The bug, however, should also be analysed in detail because it is like a sentinel indicating the presence of diseased code. Sometimes the disease is minor and is relatively low risk to fix. Sometimes the disease extends beyond a unit of code and sometimes it indicates an architectural flaw. So how I fix the bug really depends on the extent of the disease.
Testing a heisenbug fix
Based on the probability of the bug occurring, I usually confirm the same test passes a number of times. For example, if the bug had a 1 in 3 chance of occurring, then I (or preferably someone else) will run the same test 20 times to verify the bug is now fixed (automating the process if possible). Any regression tests associated with the operation are run.
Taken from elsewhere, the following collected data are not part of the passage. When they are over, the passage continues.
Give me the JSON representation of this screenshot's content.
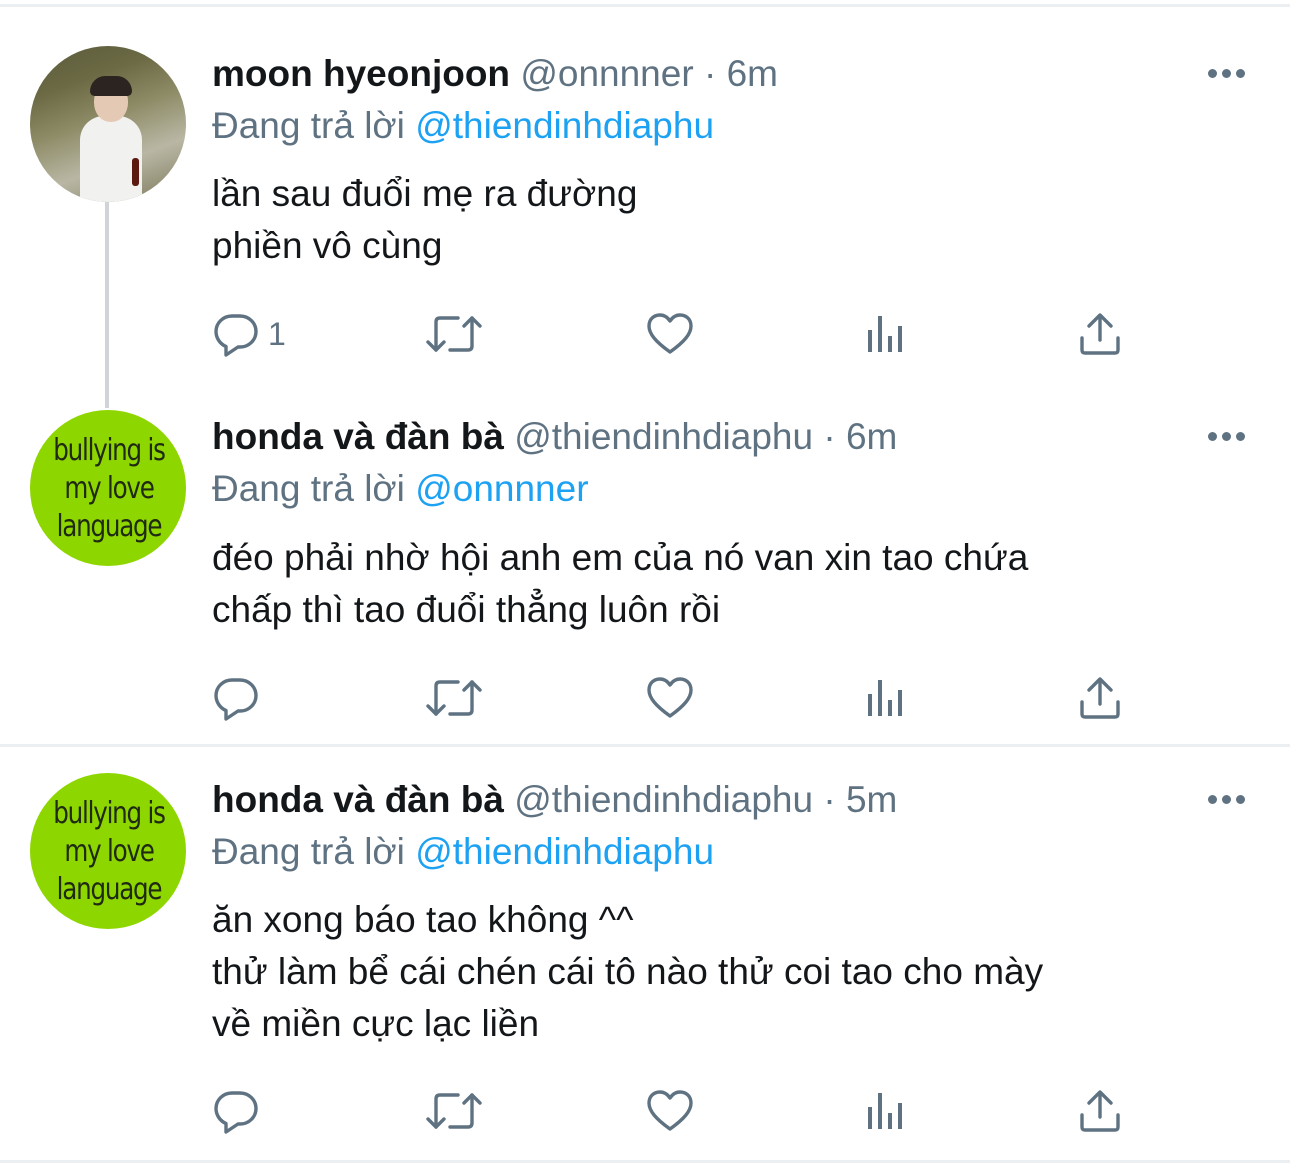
{
  "colors": {
    "text_primary": "#14171a",
    "text_secondary": "#5f7282",
    "mention": "#1da1f2",
    "divider": "#eceff1",
    "avatar_green": "#8ed600"
  },
  "icons": {
    "reply": "reply-icon",
    "retweet": "retweet-icon",
    "like": "heart-icon",
    "analytics": "analytics-icon",
    "share": "share-icon",
    "more": "more-icon"
  },
  "tweets": [
    {
      "display_name": "moon hyeonjoon",
      "handle": "@onnnner",
      "separator": "·",
      "time": "6m",
      "reply_prefix": "Đang trả lời",
      "reply_to": "@thiendinhdiaphu",
      "lines": [
        "lần sau đuổi mẹ ra đường",
        "phiền vô cùng"
      ],
      "reply_count": "1",
      "avatar": "photo"
    },
    {
      "display_name": "honda và đàn bà",
      "handle": "@thiendinhdiaphu",
      "separator": "·",
      "time": "6m",
      "reply_prefix": "Đang trả lời",
      "reply_to": "@onnnner",
      "lines": [
        "đéo phải nhờ hội anh em của nó van xin tao chứa",
        "chấp thì tao đuổi thẳng luôn rồi"
      ],
      "reply_count": "",
      "avatar_text": [
        "bullying is",
        "my love",
        "language"
      ]
    },
    {
      "display_name": "honda và đàn bà",
      "handle": "@thiendinhdiaphu",
      "separator": "·",
      "time": "5m",
      "reply_prefix": "Đang trả lời",
      "reply_to": "@thiendinhdiaphu",
      "lines": [
        "ăn xong báo tao không ^^",
        "thử làm bể cái chén cái tô nào thử coi tao cho mày",
        "về miền cực lạc liền"
      ],
      "reply_count": "",
      "avatar_text": [
        "bullying is",
        "my love",
        "language"
      ]
    }
  ]
}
Regression tests for any other operations affected by the change are also run. I think the code reviewer should do some unstructured testing around the buggy operation if time permits or the bug is critical.
By starting with a system that matches as close as possible to the system on which the heisenbug was reported and trying to methodically narrow the scope of code that can be in play when bug occurs, I can gradually hone in on the cause of the bug. If the bug submerges, I can easily step back (because I have documented my progress in a journal) and come at it from a different angle. When it comes to fixing the bug, I can use the probability of it occurring to verify that it has been fixed.